As I hinted a couple of posts back, I am interested in discussing the application of the calculus of variations to differential geometry. So fix a Riemannian manifold with metric denoted either by ${g}$ or ${\left \langle \cdot, \cdot \right \rangle}$, and let ${c: I \rightarrow M}$ be a smooth path in ${M}$. Define the energy as $\displaystyle E(c) := \frac{1}{2} \int g(c',c').$

The energy integral is closely related to the length function, though it is easier to deal with.
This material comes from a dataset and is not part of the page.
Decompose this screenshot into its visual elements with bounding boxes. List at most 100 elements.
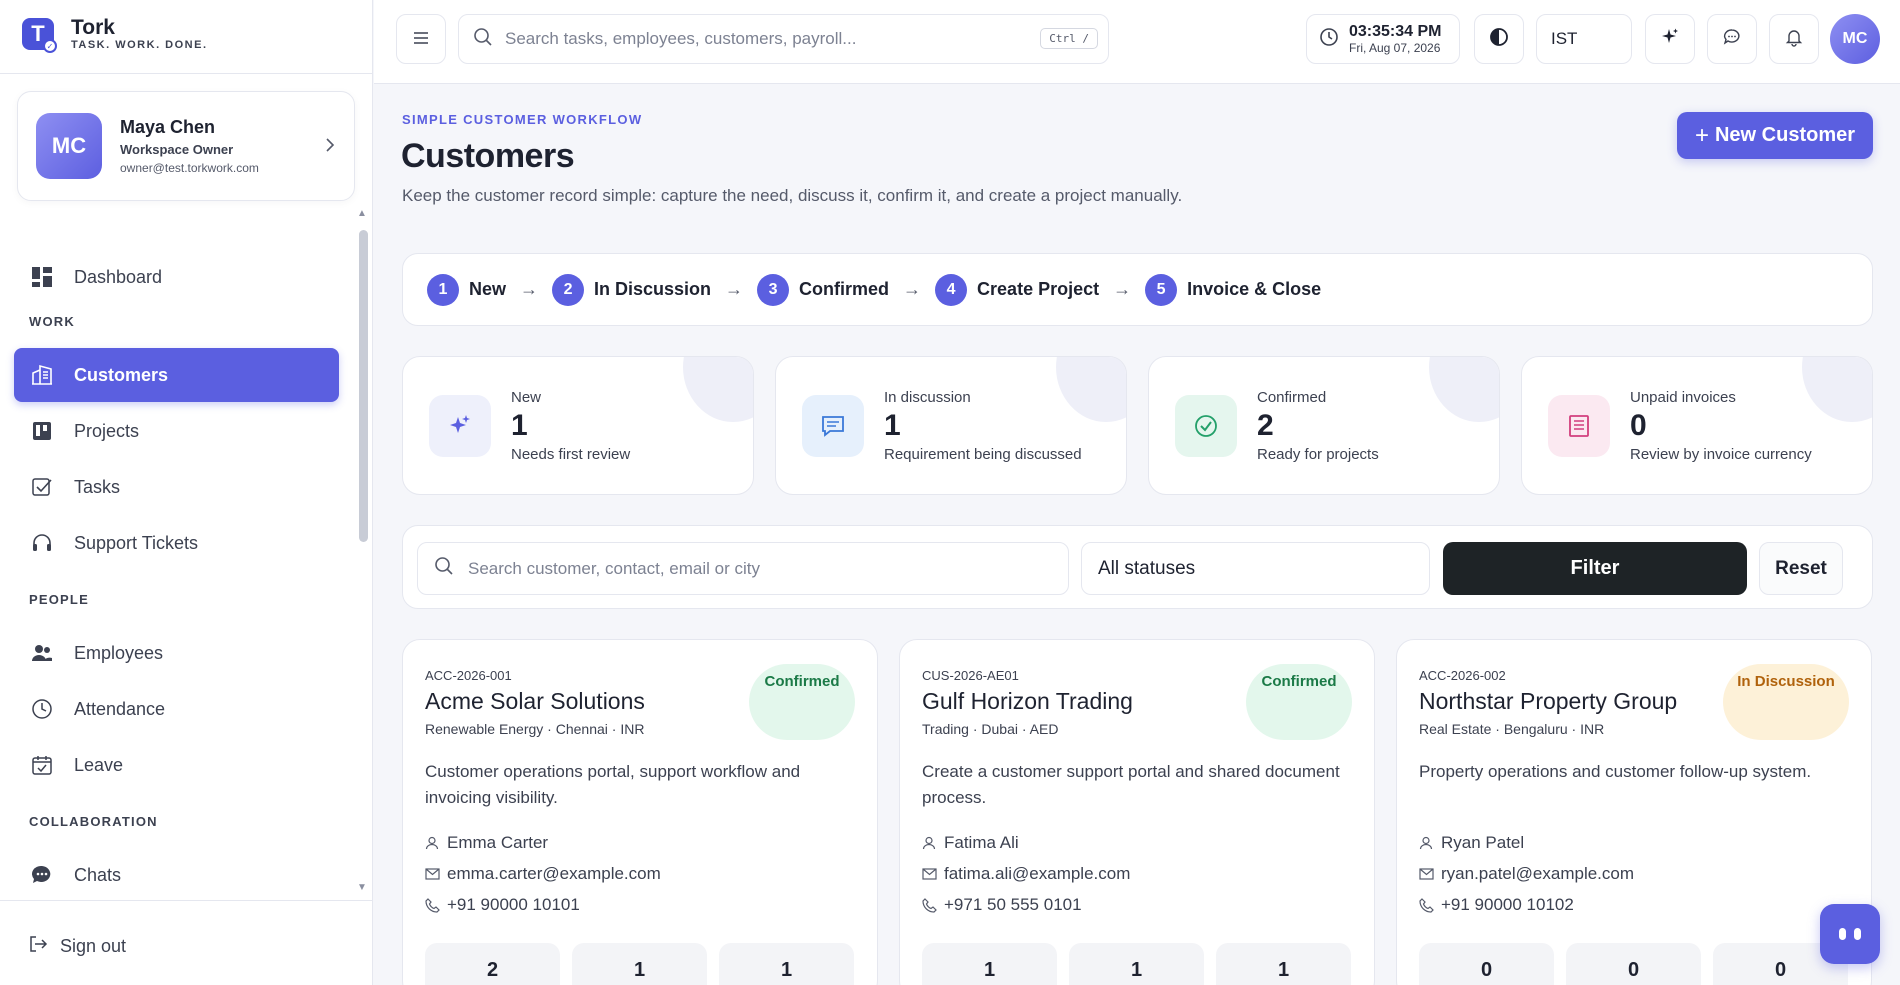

Now we are interested in studying a variation ${H}$ of the curve ${c}$ and how the energy integral behaves with respect to ${H}$. Recall that ${H: I \times(-\epsilon,\epsilon) \rightarrow M}$ is a smooth map with ${H(t,0)=c(t), H(a,u)=c(a), H(b,u)=c(b)}$ for all ${t,u}$. The last two conditions mean that ${H}$ is a family of curves that keep the endpoints fixed.

Define ${H_u}$ as the curve ${J(\cdot, u)}$, and consider the function of ${u}$, $\displaystyle E(u) := E(H_u) = \frac{1}{2} \int_I g\left( \frac{\partial}{\partial t} H(t,u) , \frac{\partial}{\partial t} H(t,u) \right).$

Ultimately, we are interested in curves that minimize the energy integral, at least locally. This means that for any variation ${H}$ as above, ${E(u)}$ should have a local minimum at ${u=0}$. So we will compute ${\frac{d}{du} H(u)|_{u=0}}$, and, eventually, the second derivative too. The evaluations involve nothing more than a rehash of many standard tricks we have repeated already.

If we differentiate under the integral sign, legal because of all the smoothness, we get $\displaystyle \frac{d}{du} E(u) = \frac{1}{2} \int_I \frac{\partial}{\partial u} g\left( \frac{\partial}{\partial t} H(t,u) , \frac{\partial}{\partial t} H(t,u) \right)$

By the formula for differentiating inner products and the symmetry of the Levi-Civita connection, this becomes $\displaystyle \int_I g\left( \frac{D}{du} \frac{\partial}{\partial t} H(t,u), \frac{\partial}{\partial t} H(t,u) \right) = \int_I g\left( \frac{D}{dt} \frac{\partial}{\partial u} H(t,u), \frac{\partial}{\partial t} H(t,u) \right)$

If we let ${V(t)}$ be the variation vector field and set ${u=0}$, we find that $\displaystyle \frac{d}{du} E(u) |_{u=0} = \int_I g\left( \frac{D}{dt} V(t), \dot{c}(t) \right),$

which using similar identities becomes $\displaystyle \int_I \frac{d}{d t} g\left( V(t), \dot{c}(t) \right) - \int_I g\left( V(t), \ddot{c}(t) \right)$

(Note that ${\ddot{c}(t) := \frac{D}{dt} \dot{c}(t)}$ by definition.) The left integral is ${g(V(b), \dot{c}(b)) - g(V(a), \dot{c}(a)) = 0}$, since ${V(b)=V(a)=0}$ for a variation keeping endpoints fixed. Hence we have the following:

Theorem 1 (First Variation Formula)

For variations fixing the endpoints $\displaystyle \boxed{ \frac{d}{du}E(u)|_{u=0} = -\int_I g\left( V(t), \ddot{c}(t) \right) .}$

In particular, since ${V(t)}$ can be really chosen arbitrary with ${V(a)=V(b)=0}$, we see that a curve locally minimizes the energy ${E}$ only if it is a geodesic. There is a reason for this. First, by Cauchy-Schwarz, we have $\displaystyle l(c) \leq \sqrt{E(c)} \sqrt{length(I)}.$

There is equality precisely when ${c}$ moves at constant speed, i.e. ${|c'|}$ is constant. In particular, $\displaystyle \left(\frac{l(c)}{\sqrt{length(I)}}\right)^2 \leq E(c)$

with equality holding for a geodesic. If ${c}$ is not a geodesic, we can always find a shorter geodesic path between ${c(a),c(b)}$ that necessarily makes ${E}$ smaller by the above inequality (and equality).